Previous studies have shown that the expression or protein content of TALs could be induced after exposure to biotic stresses. For instance, the expression level of the TAL gene in cucumber leaves and the protein content of ToTal1 in potato were significantly induced by fungal infection (Caillau and Paul Quick 2005; Moehs et al. 1996). In this investigation, the transcript level of AsTal1 was induced by abiotic stresses such as salt, drought, cold and heavy metal stress. Furthermore, the expression level of AsTal1 was significantly induced by ABA treatment, suggesting that AsTal1 functions in ABA signaling.

ABA is an important phytohormone that regulates seed dormancy and germination and root development (Chen et al. 2014; Zhong et al. 2015). G6PDH, the other important enzyme of the OPPP, is involved in ABA-inducible repressors of seed germination in the ABA response (Du et al. 2019). Our results first showed that AsTal1 is also involved in the response to ABA during seed germination and root growth. Previous investigations indicated that overexpression of AtNCED3 and LeNCED1 enhances endogenous ABA accumulation (Espasandin et al. 2014; Zhang et al. 2009). CYP707A family proteins, the key enzymes involved in ABA catabolism, regulate ABA levels in plant cells (Kushiro et al. 2004; Todoroki and Ueno 2010). Our results indicated that overexpression of AsTal1 could suppress the expression level of NbNCED and increase the transcript levels of NbCYP707A1 and NbCYP707A2, suggesting that AsTal1 is involved in the ABA response by regulating genes involved in ABA biosynthesis and metabolism. The transcription factors ABI3 and ABI5 play vital roles in mediating ABA signaling during seed germination and dormancy (Bi et al. 2017; Monke et al. 2004; Pan et al. 2018). The transcript levels of ABI3 and ABI5 were inhibited in the AsTal1-overexpressing lines under ABA treatment in the present study, suggesting that the seed germination in the AsTal1-overexpressing lines are mediated by ABA-responsive transcription factors.

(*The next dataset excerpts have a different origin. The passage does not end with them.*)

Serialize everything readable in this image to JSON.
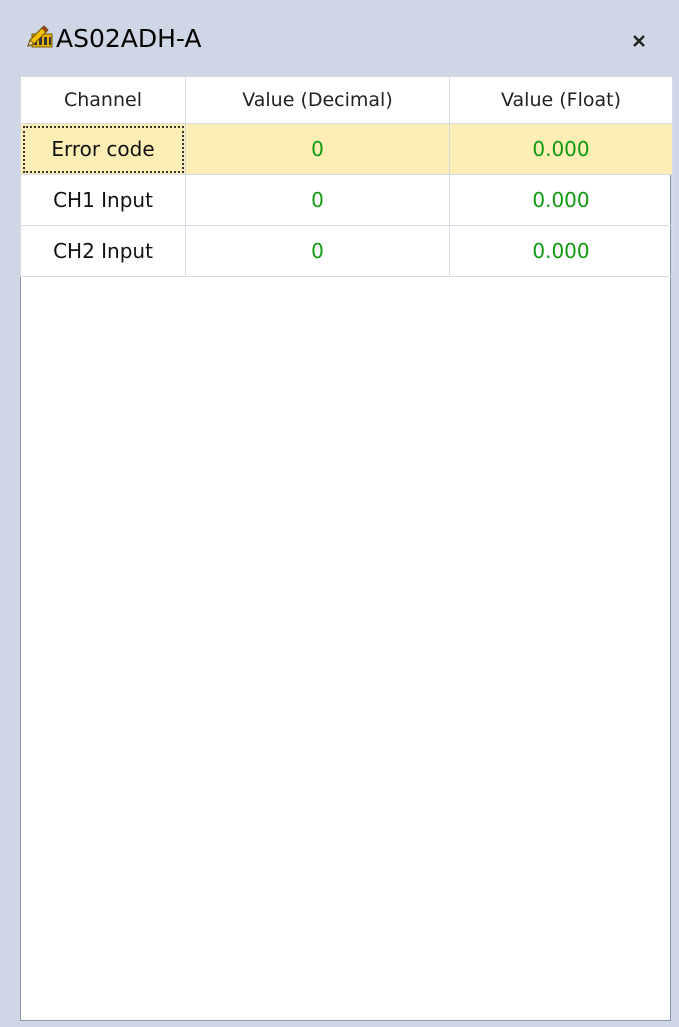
{
  "window": {
    "title": "AS02ADH-A",
    "icon": "module-edit-icon",
    "close_label": "×"
  },
  "table": {
    "columns": [
      "Channel",
      "Value (Decimal)",
      "Value (Float)"
    ],
    "rows": [
      {
        "channel": "Error code",
        "decimal": "0",
        "float": "0.000",
        "selected": true
      },
      {
        "channel": "CH1 Input",
        "decimal": "0",
        "float": "0.000",
        "selected": false
      },
      {
        "channel": "CH2 Input",
        "decimal": "0",
        "float": "0.000",
        "selected": false
      }
    ]
  },
  "colors": {
    "window_bg": "#cfd6e5",
    "selected_row": "#fdeeb5",
    "value_text": "#119911"
  }
}
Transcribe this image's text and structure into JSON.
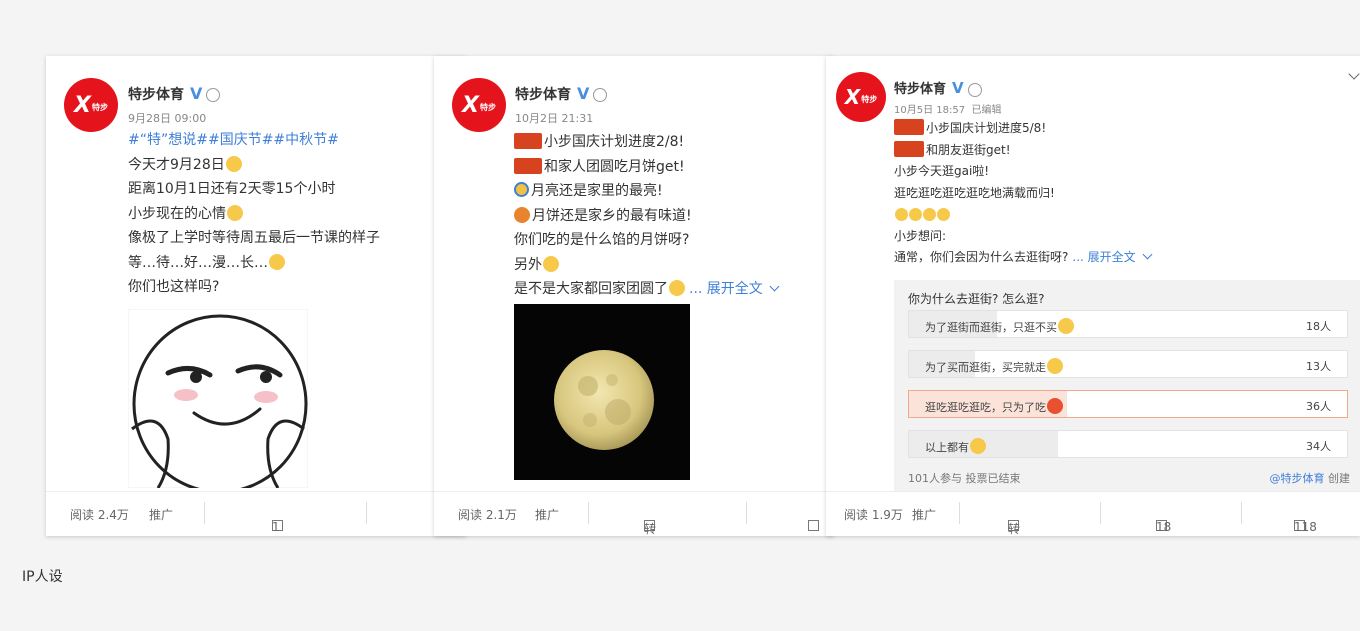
{
  "posts": [
    {
      "user": "特步体育",
      "time": "9月28日 09:00",
      "lines": [
        "#“特”想说##国庆节##中秋节#",
        "今天才9月28日",
        "距离10月1日还有2天零15个小时",
        "小步现在的心情",
        "像极了上学时等待周五最后一节课的样子",
        "等…待…好…漫…长…",
        "你们也这样吗?"
      ],
      "footer": {
        "reads": "阅读 2.4万",
        "promote": "推广",
        "share": "1"
      }
    },
    {
      "user": "特步体育",
      "time": "10月2日 21:31",
      "lines": [
        "小步国庆计划进度2/8!",
        "和家人团圆吃月饼get!",
        "月亮还是家里的最亮!",
        "月饼还是家乡的最有味道!",
        "你们吃的是什么馅的月饼呀?",
        "另外",
        "是不是大家都回家团圆了"
      ],
      "more": "... 展开全文",
      "footer": {
        "reads": "阅读 2.1万",
        "promote": "推广",
        "share": "转发"
      }
    },
    {
      "user": "特步体育",
      "time": "10月5日 18:57",
      "edited": "已编辑",
      "lines": [
        "小步国庆计划进度5/8!",
        "和朋友逛街get!",
        "小步今天逛gai啦!",
        "逛吃逛吃逛吃逛吃地满载而归!",
        "",
        "小步想问:",
        "通常，你们会因为什么去逛街呀?"
      ],
      "more": "... 展开全文",
      "poll": {
        "question": "你为什么去逛街? 怎么逛?",
        "options": [
          {
            "label": "为了逛街而逛街，只逛不买",
            "count": "18人",
            "share": 0.2
          },
          {
            "label": "为了买而逛街，买完就走",
            "count": "13人",
            "share": 0.15
          },
          {
            "label": "逛吃逛吃逛吃，只为了吃",
            "count": "36人",
            "share": 0.36
          },
          {
            "label": "以上都有",
            "count": "34人",
            "share": 0.34
          }
        ],
        "summary": "101人参与 投票已结束",
        "creator": "@特步体育",
        "created": "创建"
      },
      "footer": {
        "reads": "阅读 1.9万",
        "promote": "推广",
        "share": "转发",
        "comments": "18",
        "likes": "118"
      }
    }
  ],
  "caption": "IP人设",
  "avatar_text": "X"
}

Superoxide anion (O2), hydroxyl radical (HO) and hydrogen peroxide (H2O2) radicals are produced at low concentrations in plant cells during plant growth and development (Mhamdi and Van Breusegem 2018; Zhou et al. 2020). It has been reported that exogenous ABA can induce ROS production in plant cells (Yan et al. 2007). Thus, we measured the influence of oxidative levels in the seeds and roots of AsTal1 OE lines and WT lines under ABA treatment. Our results showed that the ROS content was lower in the OE lines than in the WT lines under ABA treatment. ROS produce NADPH oxidase, which plays a vital role in the ABA response in maize and in ABA-inhibited primary root growth in Arabidopsis (Kwak et al. 2003). Our investigation indicated that overexpressing AsTal1 inhibited the expression levels of NbrbohA and NbrbohB. Due to the physicochemical toxicity of ROS, plants have a set of antioxidant enzymes, such as APX, SOD and POD, to scavenge excess ROS and maintain the balance between ROS production and scavenging (Ijaz et al. 2017; Xu et al. 2018). Therefore, we also measured the abundance and activities of antioxidant enzymes such as APX, SOD, and POD in AsTal1 OE lines and WT lines under ABA treatment. The results suggested that AsTal1 overexpression could enhance antioxidant enzyme activities and increase expression levels to remove excess ROS under ABA treatment.